Members of four NGOs that visited the epicentre of last month’s fatal sterilisation drive at Bilaspur in Chhattisgarh have blamed the shocking failure to follow safe-surgery protocols for the death of 16 young women.
They said spurious medicines and post-surgery infections could be prime reasons for the casualties.
A join team from Population Foundation of India, Parivar Seva Sanstha, Family Planning Association of India and CommonHealth went to one of the sites where a free laparoscopic tubectomy camp was held.
“This tragedy was waiting to happen. Ideally, not more than 30 surgeries are permitted in a day but more than 80 surgeries were performed in that camp.
Infrastructure at the hospital was in a mess,” said Poonam Muttreja, the executive director of Population Foundation of India.
The team demanded an independent inquiry into the incident to punish the guilty as well as verify reports that infection-prevention protocols weren’t followed.
“We can’t rule out infection because of the speed and atmosphere in which these surgeries were carried out.

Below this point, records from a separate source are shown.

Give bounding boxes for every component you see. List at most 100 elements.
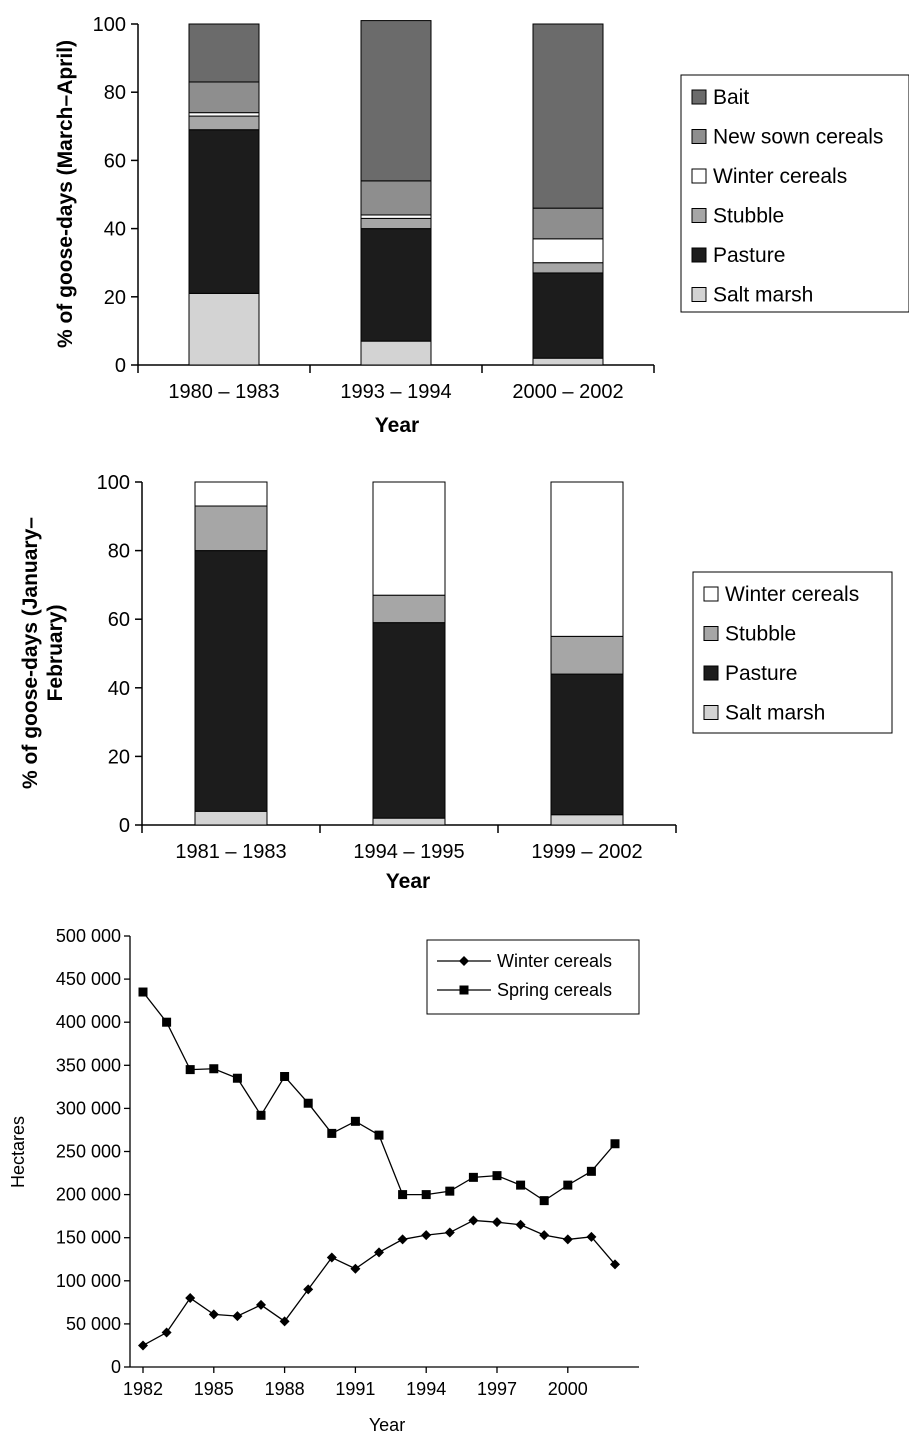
data-point-winter-cereals [374, 1247, 384, 1258]
legend-box [426, 939, 640, 1015]
bar-segment-stubble [194, 505, 268, 552]
data-point-winter-cereals [185, 1293, 196, 1304]
data-point-spring-cereals [539, 1196, 549, 1206]
legend-swatch-stubble [691, 208, 707, 223]
x-tick-label: 1993 – 1994 [340, 381, 451, 403]
x-tick-label: 2000 – 2002 [512, 381, 623, 403]
data-point-spring-cereals [138, 987, 148, 997]
bar-segment-new-sown-cereals [532, 207, 604, 240]
bar-segment-salt-marsh [372, 817, 446, 826]
bar-segment-stubble [188, 115, 260, 131]
legend-label-winter-cereals: Winter cereals [725, 583, 859, 606]
y-axis-title: Hectares [8, 1116, 28, 1188]
bar-segment-bait [532, 23, 604, 209]
bar-segment-salt-marsh [550, 814, 624, 826]
y-tick-label: 80 [108, 541, 130, 563]
legend-swatch-winter-cereals [703, 586, 719, 602]
bar-segment-salt-marsh [194, 810, 268, 826]
data-point-winter-cereals [303, 1284, 314, 1295]
y-tick-label: 200 000 [56, 1185, 121, 1205]
data-point-spring-cereals [256, 1110, 266, 1120]
data-point-spring-cereals [610, 1139, 620, 1149]
y-tick-label: 60 [104, 150, 126, 172]
legend-swatch-winter-cereals [691, 168, 707, 184]
legend-label-winter-cereals: Winter cereals [497, 951, 612, 971]
bar-segment-pasture [550, 673, 624, 816]
legend-label-pasture: Pasture [713, 244, 785, 267]
data-point-spring-cereals [185, 1065, 195, 1075]
data-point-spring-cereals [350, 1116, 360, 1126]
bar-segment-stubble [532, 262, 604, 274]
bar-segment-stubble [360, 217, 432, 230]
data-point-spring-cereals [209, 1064, 219, 1074]
data-point-winter-cereals [468, 1215, 479, 1226]
data-point-winter-cereals [256, 1299, 266, 1310]
y-tick-label: 100 [97, 472, 130, 494]
legend-label-stubble: Stubble [713, 205, 784, 228]
legend-swatch-salt-marsh [691, 287, 707, 302]
data-point-winter-cereals [326, 1252, 337, 1263]
data-point-spring-cereals [232, 1073, 242, 1083]
y-tick-label: 20 [108, 746, 130, 768]
y-tick-label: 60 [108, 609, 130, 631]
y-tick-label: 400 000 [56, 1012, 121, 1032]
data-point-spring-cereals [468, 1172, 478, 1182]
data-point-winter-cereals [397, 1234, 408, 1245]
data-point-spring-cereals [445, 1186, 455, 1196]
legend-label-stubble: Stubble [725, 623, 796, 646]
bar-segment-pasture [194, 550, 268, 812]
y-axis-title-line-1: % of goose-days (January– [19, 517, 42, 789]
bar-segment-stubble [550, 635, 624, 675]
data-point-winter-cereals [515, 1219, 526, 1230]
bar-segment-salt-marsh [360, 340, 432, 366]
x-axis-title: Year [375, 414, 419, 437]
chart-january-february: 0 20 40 60 80 100 1981 – 1983 1994 – 1995 1999 –… [19, 472, 893, 893]
data-point-spring-cereals [280, 1072, 290, 1082]
y-tick-label: 350 000 [56, 1055, 121, 1075]
legend-label-spring-cereals: Spring cereals [497, 980, 612, 1000]
bar-segment-salt-marsh [188, 292, 260, 366]
legend-label-bait: Bait [713, 86, 749, 109]
bar-segment-winter-cereals [188, 112, 260, 117]
legend-swatch-bait [691, 89, 707, 105]
y-axis-title: % of goose-days (March–April) [54, 40, 77, 348]
x-tick-label: 1994 – 1995 [353, 841, 464, 863]
y-tick-label: 0 [119, 815, 130, 837]
x-tick-label: 1991 [335, 1379, 375, 1399]
legend-label-salt-marsh: Salt marsh [713, 284, 813, 307]
bar-segment-winter-cereals [532, 238, 604, 264]
y-tick-label: 300 000 [56, 1098, 121, 1118]
y-tick-label: 500 000 [56, 926, 121, 946]
legend-swatch-stubble [703, 626, 719, 641]
data-point-spring-cereals [421, 1190, 431, 1200]
data-point-winter-cereals [350, 1263, 361, 1274]
y-tick-label: 250 000 [56, 1142, 121, 1162]
data-point-winter-cereals [562, 1234, 573, 1245]
legend-swatch-new-sown-cereals [691, 129, 707, 144]
data-point-winter-cereals [492, 1217, 502, 1228]
bar-segment-pasture [372, 622, 446, 819]
x-axis-title: Year [386, 870, 430, 893]
data-point-winter-cereals [232, 1311, 243, 1322]
data-point-winter-cereals [421, 1230, 432, 1241]
y-tick-label: 20 [104, 287, 126, 309]
legend-label-winter-cereals: Winter cereals [713, 165, 847, 188]
data-point-winter-cereals [208, 1309, 219, 1320]
data-point-spring-cereals [398, 1190, 408, 1200]
chart-march-april: 0 20 40 60 80 100 1980 – 1983 1993 – 1994 2000 –… [54, 14, 909, 437]
bar-segment-pasture [360, 228, 432, 342]
y-tick-label: 50 000 [66, 1314, 121, 1334]
bar-segment-stubble [372, 594, 446, 624]
x-tick-label: 1988 [265, 1379, 305, 1399]
bar-segment-salt-marsh [532, 357, 604, 366]
y-axis-title-line-2: February) [44, 605, 67, 702]
data-point-winter-cereals [279, 1316, 290, 1327]
bar-segment-new-sown-cereals [188, 81, 260, 114]
data-point-winter-cereals [138, 1340, 148, 1351]
x-tick-label: 1985 [194, 1379, 234, 1399]
y-tick-label: 0 [111, 1357, 121, 1377]
bar-segment-bait [188, 23, 260, 83]
legend-box [692, 571, 893, 734]
legend-marker-winter-cereals [459, 956, 469, 966]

Even if a drug had rat poision, the amount found in a single 500mg tablet is not enough to kill a person,” said Dr Alok Banerjee, the technical advisor to Parivar Seva Sanstha.

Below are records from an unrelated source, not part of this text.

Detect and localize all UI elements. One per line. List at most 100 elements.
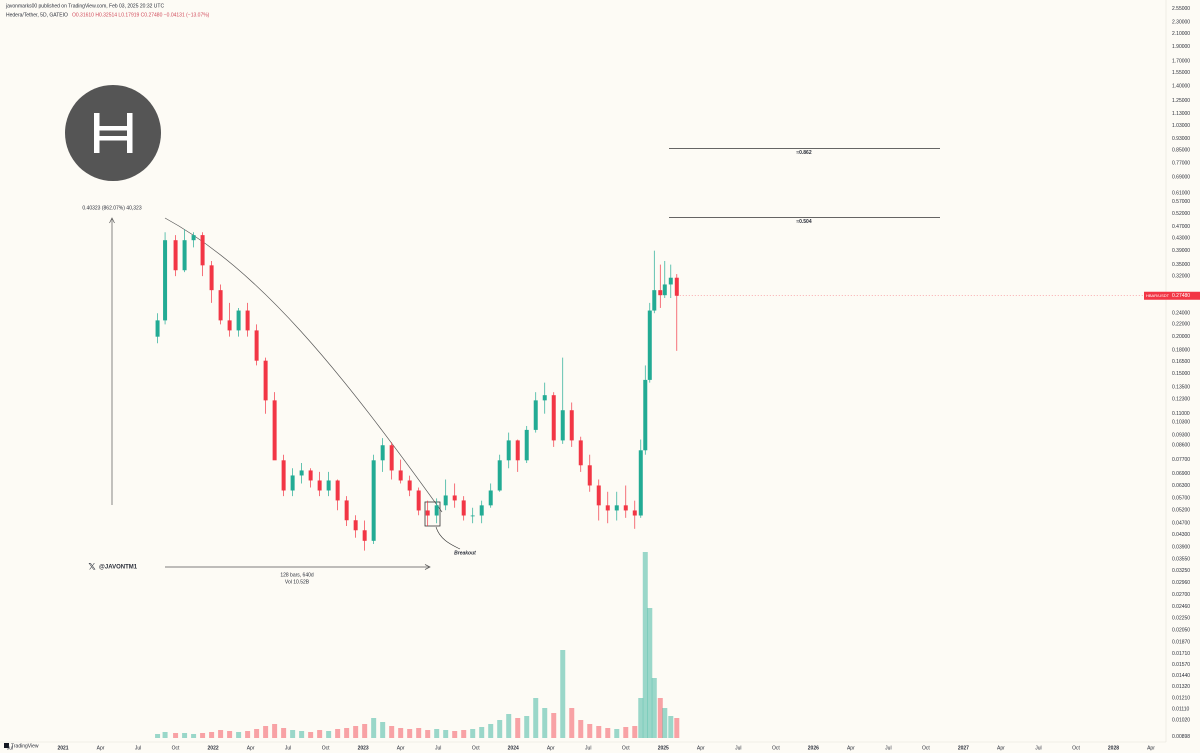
volume-bar [380,722,386,738]
y-tick-label: 0.07700 [1172,457,1190,463]
y-tick-label: 1.70000 [1172,58,1190,64]
candle-body [623,505,628,511]
candle-body [674,277,679,296]
volume-bar [254,729,260,738]
level-label: ≈0.504 [796,219,811,225]
y-tick-label: 0.02960 [1172,580,1190,586]
y-tick-label: 1.55000 [1172,70,1190,76]
volume-bar [674,718,680,738]
volume-bar [497,720,503,738]
y-tick-label: 0.93000 [1172,136,1190,142]
y-tick-label: 0.01210 [1172,695,1190,701]
candle-body [182,240,187,271]
x-tick-label: Jul [7,745,13,751]
y-tick-label: 0.00898 [1172,734,1190,740]
y-tick-label: 0.02460 [1172,604,1190,610]
y-tick-label: 0.47000 [1172,224,1190,230]
candle-body [662,284,667,296]
y-tick-label: 0.06300 [1172,483,1190,489]
volume-bar [470,729,476,738]
volume-bar [236,732,242,738]
volume-bar [524,716,530,738]
volume-bar [542,708,548,738]
volume-bar [443,730,449,738]
volume-bar [326,731,332,738]
x-tick-label: Jul [135,745,141,751]
y-tick-label: 0.10300 [1172,419,1190,425]
ohlc-readout: O0.31610 H0.32514 L0.17919 C0.27480 −0.0… [72,12,210,18]
x-tick-label: Oct [322,745,330,751]
candle-body [218,290,223,321]
y-tick-label: 0.15000 [1172,371,1190,377]
candle-body [652,290,657,311]
candle-body [587,465,592,486]
volume-bar [614,729,620,738]
y-tick-label: 0.01440 [1172,673,1190,679]
y-tick-label: 1.90000 [1172,44,1190,50]
volume-bar [651,678,657,738]
volume-bar [335,729,341,738]
volume-bar [668,716,674,738]
x-tick-label: Jul [435,745,441,751]
candle-body [479,505,484,516]
candle-body [263,360,268,401]
volume-bar [642,552,648,738]
volume-bar [362,724,368,738]
candle-body [533,400,538,430]
y-tick-label: 0.01570 [1172,662,1190,668]
volume-bar [398,728,404,738]
volume-bar [488,724,494,738]
y-tick-label: 1.03000 [1172,123,1190,129]
publisher-line: javonmarks00 published on TradingView.co… [5,3,164,9]
candle-body [524,429,529,461]
candle-body [551,395,556,441]
volume-bar [632,726,638,738]
candle-body [299,470,304,476]
candle-body [254,330,259,361]
y-tick-label: 0.05200 [1172,508,1190,514]
volume-bar [657,698,663,738]
volume-bar [389,726,395,738]
last-price-label: 0.27480 [1172,293,1190,299]
candle-body [245,310,250,331]
x-tick-label: Jul [285,745,291,751]
candle-body [434,505,439,516]
x-tick-label: Jul [585,745,591,751]
candle-body [596,485,601,506]
volume-bar [245,731,251,738]
y-tick-label: 1.25000 [1172,98,1190,104]
volume-bar [560,650,566,738]
volume-bar [227,731,233,738]
tv-logo [4,743,9,748]
y-tick-label: 0.52000 [1172,211,1190,217]
time-range-measure: 128 bars, 640d Vol 10.52B [165,564,431,585]
breakout-note: Breakout [424,501,476,556]
volume-bar [623,727,629,738]
measure-arrowhead [424,564,431,570]
y-tick-label: 0.16500 [1172,359,1190,365]
y-tick-label: 0.11000 [1172,411,1190,417]
breakout-arrow [435,526,461,550]
volume-bar [299,731,305,738]
candle-body [470,515,475,517]
volume-bar [218,730,224,738]
candle-body [326,480,331,491]
logo-stroke [97,126,130,131]
symbol-tag: HBAR/USDT [1146,293,1170,298]
candle-body [461,500,466,516]
candle-body [389,445,394,471]
y-tick-label: 0.04300 [1172,532,1190,538]
x-tick-label: Apr [397,745,405,751]
tv-watermark: TradingView [4,743,39,749]
volume-bar [506,714,512,738]
x-tick-label: Apr [697,745,705,751]
watermark: TradingView [11,743,39,749]
y-tick-label: 0.04700 [1172,521,1190,527]
candle-body [200,235,205,266]
candle-body [605,505,610,511]
y-tick-label: 0.08600 [1172,443,1190,449]
volume-bar [191,734,197,738]
candle-body [362,530,367,541]
y-tick-label: 0.01110 [1172,706,1190,712]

To avoid reruns of such tragedies, he suggested a vigorous campaign for male sterilisation. “Family planning surgeries for men involve far less chances of infection compared with tubectomies. At present, only 3% sterilisation drives are male-centric.”
The NGOs said such campaigns were fraught with danger because only Rs 14.42 crore have been spent so far on them from a countrywide budget of Rs 396.97 crore for female sterilisation in 2013-14.
The team said 39,23,945 women were sterilised so far this fiscal.
“Coercion and incentives haven’t worked globally. No camps should take place; women must get fixed day facility on a regular basis,” Muttreja said.